Explore the important role that avalanche dogs play in keeping the slopes safe for recreational winter sports at the Sunshine Village. Video by Nora Cruickshank and Hannah Willinger

The thick powder of snow that covers Sunshine Village entices skiers and snowboarders to shred down the mountain face every year. But winter sports, especially those that take place on mountain faces, come with their share of dangers.

As back-country skiing and other extreme sports increase in popularity, so do the risks.

Ski patrollers like Logan Bennett and Drew Gunton spend countless hours training their canines for situations many of us never want to experience.

Avalanche DogsFerra (left) and Gypsie (right) are avalanche dogs at Sunshine Village,  with their handlers. The two dogs have very different temperaments. Gypsie is especially rambunctious as she’s still undergoing training. Photo by Nora Cruickshank & Hannah Willinger

Ferra and Gypsie are avalanche dogs at Sunshine Village, and though the dogs share the same job, their personalities are vastly different.

Ferra, who has been certified, is calm and collected and rarely vocalizes until she is about to start working, says her handler, Bennett. While Gypsie, who is undergoing her training, is high strung and rarely settles down.

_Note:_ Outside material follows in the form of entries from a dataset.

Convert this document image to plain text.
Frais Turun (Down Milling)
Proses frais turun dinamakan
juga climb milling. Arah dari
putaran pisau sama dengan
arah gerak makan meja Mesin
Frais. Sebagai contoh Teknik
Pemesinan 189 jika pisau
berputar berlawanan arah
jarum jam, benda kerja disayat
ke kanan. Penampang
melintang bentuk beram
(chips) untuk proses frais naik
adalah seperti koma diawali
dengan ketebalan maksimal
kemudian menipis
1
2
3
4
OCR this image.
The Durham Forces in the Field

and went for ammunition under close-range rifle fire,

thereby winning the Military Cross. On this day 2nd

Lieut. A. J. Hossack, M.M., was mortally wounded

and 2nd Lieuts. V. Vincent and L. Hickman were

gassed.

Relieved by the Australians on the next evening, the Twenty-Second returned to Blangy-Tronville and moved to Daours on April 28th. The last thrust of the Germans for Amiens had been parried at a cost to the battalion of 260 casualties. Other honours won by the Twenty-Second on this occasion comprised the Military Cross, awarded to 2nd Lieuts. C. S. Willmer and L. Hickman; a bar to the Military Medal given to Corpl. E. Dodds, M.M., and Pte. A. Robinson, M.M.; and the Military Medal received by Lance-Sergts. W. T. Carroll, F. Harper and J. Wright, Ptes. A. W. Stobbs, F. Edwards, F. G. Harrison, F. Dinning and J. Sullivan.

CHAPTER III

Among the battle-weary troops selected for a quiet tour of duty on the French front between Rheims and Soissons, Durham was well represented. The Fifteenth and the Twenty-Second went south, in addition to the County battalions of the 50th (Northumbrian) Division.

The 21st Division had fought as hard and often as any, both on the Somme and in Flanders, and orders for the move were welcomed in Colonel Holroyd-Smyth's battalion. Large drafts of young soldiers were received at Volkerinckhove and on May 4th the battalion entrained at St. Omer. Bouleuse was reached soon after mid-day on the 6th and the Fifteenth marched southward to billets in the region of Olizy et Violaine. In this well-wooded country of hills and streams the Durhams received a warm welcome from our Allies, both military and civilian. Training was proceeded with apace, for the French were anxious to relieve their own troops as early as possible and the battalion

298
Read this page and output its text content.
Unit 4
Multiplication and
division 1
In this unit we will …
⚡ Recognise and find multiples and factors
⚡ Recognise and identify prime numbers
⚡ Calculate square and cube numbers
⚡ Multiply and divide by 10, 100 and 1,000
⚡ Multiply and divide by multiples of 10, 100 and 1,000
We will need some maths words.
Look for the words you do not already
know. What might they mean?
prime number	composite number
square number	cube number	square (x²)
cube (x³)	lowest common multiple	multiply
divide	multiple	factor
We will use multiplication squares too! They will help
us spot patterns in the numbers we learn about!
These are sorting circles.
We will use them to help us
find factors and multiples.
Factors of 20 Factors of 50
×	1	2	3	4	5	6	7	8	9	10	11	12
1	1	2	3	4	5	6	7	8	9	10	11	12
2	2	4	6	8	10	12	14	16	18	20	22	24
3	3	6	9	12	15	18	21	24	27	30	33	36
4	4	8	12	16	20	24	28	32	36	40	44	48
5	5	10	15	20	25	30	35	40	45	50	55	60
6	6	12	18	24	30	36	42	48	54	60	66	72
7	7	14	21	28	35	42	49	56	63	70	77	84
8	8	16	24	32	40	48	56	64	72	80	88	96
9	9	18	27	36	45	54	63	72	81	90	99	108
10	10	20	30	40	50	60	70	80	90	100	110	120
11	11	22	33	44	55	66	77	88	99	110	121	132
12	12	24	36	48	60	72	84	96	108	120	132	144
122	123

Gunton, Gypsie’s handler, says, “Oh she’s nuts. She’s crazy. Very, very high-drive dog. She loves to work, she loves to chase, she has a great prey drive … it’s very rare that she calms down.”

Training an avalanche dog can cost $15,000 so the selection process is crucial. Bennett says the most suitable breeds include Labradors and German shepherds, among others. They look for breeds that can herd, hunt, and search for a substantial period of time.

“If I’m throwing a ball, I want them to really want to chase that ball. But if the ball goes in grass or out of the way I really want that dog to be able to hunt for a long period of time to be able to bring that ball back.”

This line of work comes with risks for both the handler and his companion, which are inherent to the job. Before going into any situation the team makes sure there is no avalanche risk to ensure their dogs are safe.

However, there is no guarantee for those who go into these types of situations.

“What’s the cost of a dog and what’s the cost of a handler? If you ask any handler ‘would they willingly put their dog in danger?’ they will definitely, categorically say ‘no.’ But given the fact we put ourselves in dangerous situations and avalanche conditions to recover people, it’s inherent to the job,” says Bennett.

Acknowledging these sometimes-dangerous conditions, Bennett says, “We have to have the education to be in those situations.”

Those enjoying the fresh powder and thinking of taking advantage of backcountry routes are exposed to avalanche risk, a risk they may not prepared for.

Bennett says, “I wouldn’t say there is a specific demographic that we go for because we all must remember that we all can make mistakes. The professionals make mistakes, the people who are out there every day make mistakes.”